- Born: 24 June 1930 Johannesburg, Union of South Africa
- Died: 21 November 2019 (aged 89)
- Education: University of the Witwatersrand, Johannesburg
- Occupations: Businessman, philanthropist
- Children: 3, including Wendy Appelbaum

= Donald Gordon (South African businessman) =

South African businessman

Sir Donald Gordon (24 June 1930 – 21 November 2019) was a South African-British businessman and philanthropist. He founded Liberty Life Association of Africa in 1957 and Liberty International.

==Career==

Educated at King Edward VII School in Johannesburg, and then enrolled at the University of the Witwatersrand, Johannesburg where he obtained a BCom degree in Accounting. Thereafter, he completed his articles to be a Chartered Accountant at the firm Kessel Feinstein (now Grant Thornton).

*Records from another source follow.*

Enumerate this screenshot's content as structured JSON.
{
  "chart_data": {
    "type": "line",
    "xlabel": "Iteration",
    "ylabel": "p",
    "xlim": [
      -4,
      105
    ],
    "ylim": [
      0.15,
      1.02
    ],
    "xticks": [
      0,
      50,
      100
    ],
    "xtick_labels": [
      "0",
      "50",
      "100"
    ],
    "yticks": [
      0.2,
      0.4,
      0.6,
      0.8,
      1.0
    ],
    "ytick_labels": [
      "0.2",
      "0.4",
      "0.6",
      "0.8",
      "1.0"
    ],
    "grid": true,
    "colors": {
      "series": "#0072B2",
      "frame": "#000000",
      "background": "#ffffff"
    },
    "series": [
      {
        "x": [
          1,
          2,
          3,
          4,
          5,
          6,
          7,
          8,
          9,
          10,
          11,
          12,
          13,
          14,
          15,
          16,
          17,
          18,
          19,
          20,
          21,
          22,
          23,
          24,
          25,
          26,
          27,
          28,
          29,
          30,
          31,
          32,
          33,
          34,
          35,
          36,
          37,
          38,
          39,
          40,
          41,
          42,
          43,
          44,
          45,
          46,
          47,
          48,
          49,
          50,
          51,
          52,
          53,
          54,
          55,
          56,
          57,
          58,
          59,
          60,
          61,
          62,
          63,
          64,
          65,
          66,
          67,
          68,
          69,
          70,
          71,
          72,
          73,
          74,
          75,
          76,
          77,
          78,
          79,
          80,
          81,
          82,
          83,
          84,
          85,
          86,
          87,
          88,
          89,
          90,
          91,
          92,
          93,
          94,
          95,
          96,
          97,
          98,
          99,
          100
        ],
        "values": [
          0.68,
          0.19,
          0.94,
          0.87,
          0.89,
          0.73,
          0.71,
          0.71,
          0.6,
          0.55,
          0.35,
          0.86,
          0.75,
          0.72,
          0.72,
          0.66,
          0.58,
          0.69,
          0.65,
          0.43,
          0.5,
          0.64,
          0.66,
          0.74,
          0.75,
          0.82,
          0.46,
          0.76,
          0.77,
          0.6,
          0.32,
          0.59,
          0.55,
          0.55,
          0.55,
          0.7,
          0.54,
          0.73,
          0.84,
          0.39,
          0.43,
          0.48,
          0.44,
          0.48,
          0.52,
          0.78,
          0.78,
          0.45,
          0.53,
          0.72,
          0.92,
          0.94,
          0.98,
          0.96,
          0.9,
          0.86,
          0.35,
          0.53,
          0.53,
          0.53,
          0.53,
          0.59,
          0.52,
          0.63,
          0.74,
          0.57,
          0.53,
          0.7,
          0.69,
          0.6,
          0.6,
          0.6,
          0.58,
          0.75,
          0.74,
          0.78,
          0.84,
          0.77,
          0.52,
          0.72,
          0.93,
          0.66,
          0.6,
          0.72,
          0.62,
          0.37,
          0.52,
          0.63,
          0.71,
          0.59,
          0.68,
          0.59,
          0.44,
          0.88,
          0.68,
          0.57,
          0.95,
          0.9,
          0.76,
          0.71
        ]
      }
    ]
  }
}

He founded the Liberty Life Association of Africa in 1957 out of which he formed Transatlantic Insurance Holdings, now Liberty International, in 1980.

He was behind the development of Sandton City, one of the most successful shopping centres in the world.

Gordon was a director of the Guardian Royal Exchange Group for 24 years and chaired their South African subsidiary, Guardian National Insurance Company.

==Other interests==

The Gordon Institute of Business Science (GIBS) in Johannesburg, South Africa was established in January 2000 following a substantial contribution by Donald Gordon and a major investment by the University of Pretoria.

In 2004, Gordon gave the Royal Opera House and Wales Millennium Centre a collective donation of £20 million payable over five years. This is believed to be one of the largest single private donations ever made to the arts in the UK. Sir Donald has had the Grand Tier at the Royal Opera House as well as the main auditorium of the Wales Millennium Centre named after him.

==Awards and recognition==

At the 2000 Entrepreneur of the Year Awards in London, Gordon received the "Entrepreneur of the Year Special Award for Lifetime Achievement". He received an honorary doctorate of economic science from the University of the Witwatersrand and an honorary doctorate in commerce from the University of Pretoria. In 1968, he was named "Businessman of the Year" by the South African Sunday Times. In 1999, he was named as "The Achiever of the Century in South African Financial Services" by South African Financial Mail.

In 2005 Birthday Honours List, he was awarded a knighthood in recognition of his services to arts and business.

In 2024, at the South African Jewish Board of Deputies' 120th anniversary gala dinner, he was honoured among 100 remarkable Jewish South Africans who have contributed to South Africa. The ceremony included speeches from Chief Rabbi Ephraim Mirvis, and Gordon was honoured among other business figures such as Raymond Ackerman, Sol Kerzner and Barney Barnato.